By Vanessa Grubbs, California Health Care Foundation, September 25, 2020
Black mothers die in hospitals at nearly four times the rate of White mothers — an appalling disparity that has persisted for decades despite state and national quality improvement initiatives, clinical safety innovations, and technological advances. This disparity persists regardless of patient income, insurance, education, comorbid conditions, or prenatal care. The fact that many clinicians, decisionmakers, and policymakers continue to believe this excess incidence of death is the result of something inherently wrong with Black women is a symptom of America’s entrenched obstetric racism.
As anthropologist Dána-Ain Davis, PhD, explains in her book Reproductive Injustice: Racism, Pregnancy, and Premature Birth, obstetric racism takes many forms. There is the “medical abuse” form of obstetric racism dating back to 19th century physician J. Marion Sims, whose experimentation on enslaved Black women without anesthesia earned him the moniker “the father of modern gynecology.” The “diagnostic lapses” form arises from de-emphasizing or ignoring patients’ symptoms, as seen in the story of Kira Johnson, who bled to death after what was supposed to be a routine cesarean section. The “ceremonies of degradation” form made Johnson’s Black husband Charles hesitate to speak up forcefully in his advocacy for her out of fear the police would be called.
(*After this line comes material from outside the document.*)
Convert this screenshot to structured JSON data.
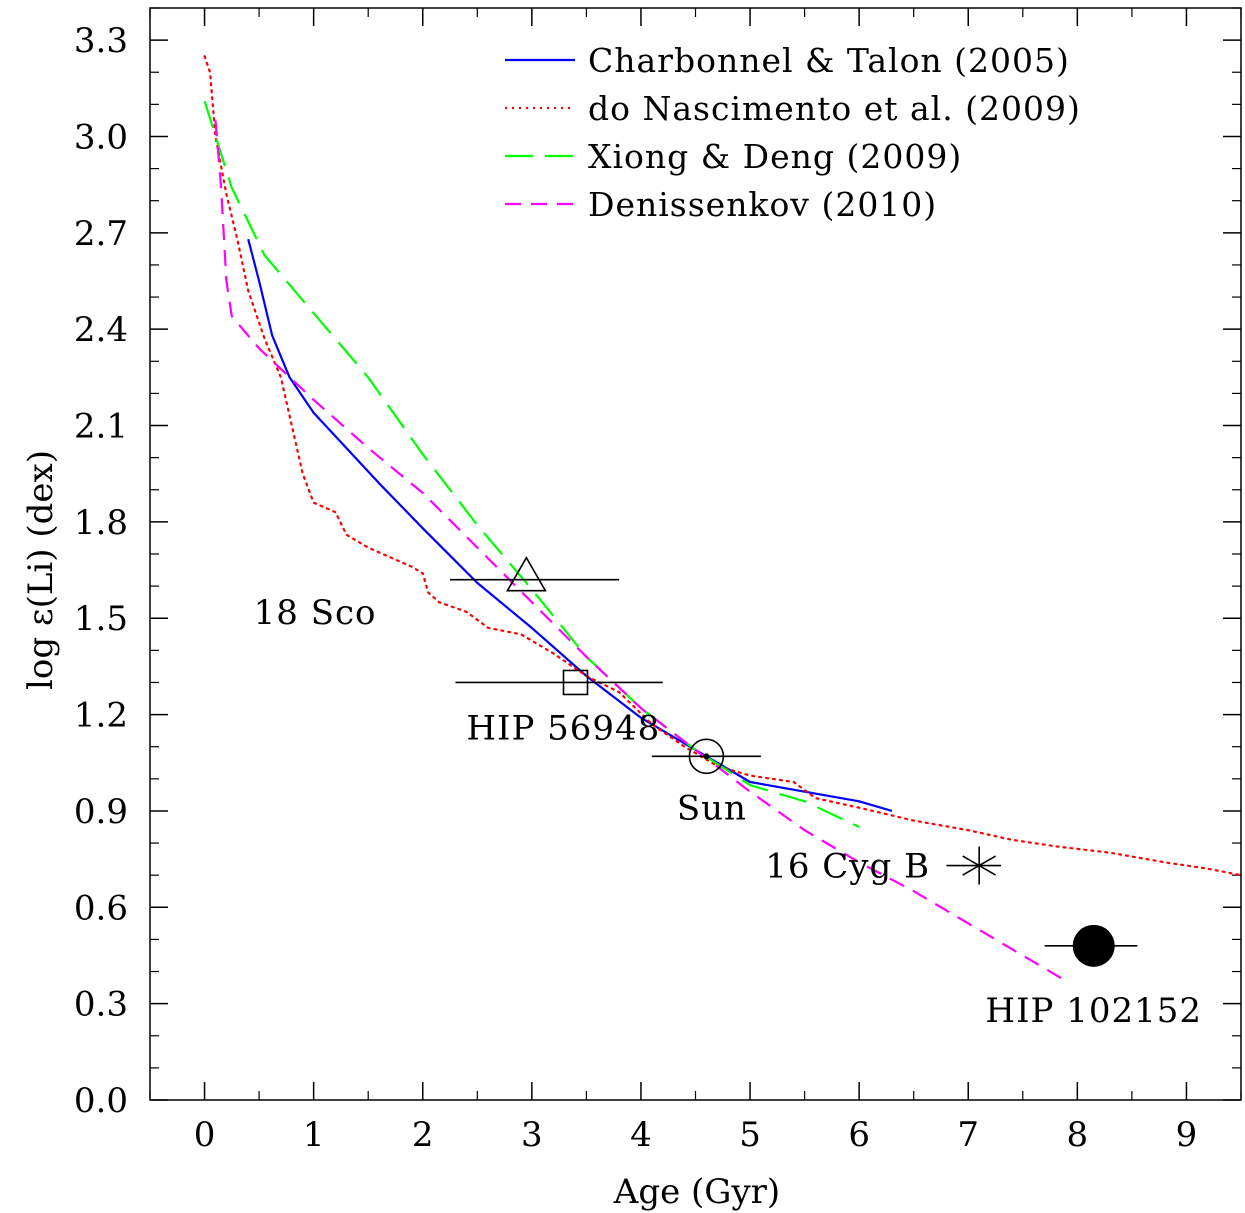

Traditional interventions have focused on the victims of racism, with the goal of trying to teach patients to speak up. In contrast, Karen Scott, MD, MPH — a community-based obstetrician/gynecologist for nearly 20 years and a self-proclaimed “reproductive justice avenger” — is working to disrupt birth inequities with the SACRED (examining Safety, Autonomy, Communication, Racism, Empathy, and Dignity) Birth Study. She is applying rigorous research methodology to Davis’s obstetric racism framework in order to put the onus of behavior change on providers and hospital systems. To that end, she is developing a quality improvement tool — the Patient-Reported Experience Measure of OBstetric racism, or PREM-OB Scale. The aim of this work is to capture patient-reported experiences of obstetric racism among Black mothers and birthing people* who seek help or health care in hospital settings during labor, birth, and postpartum.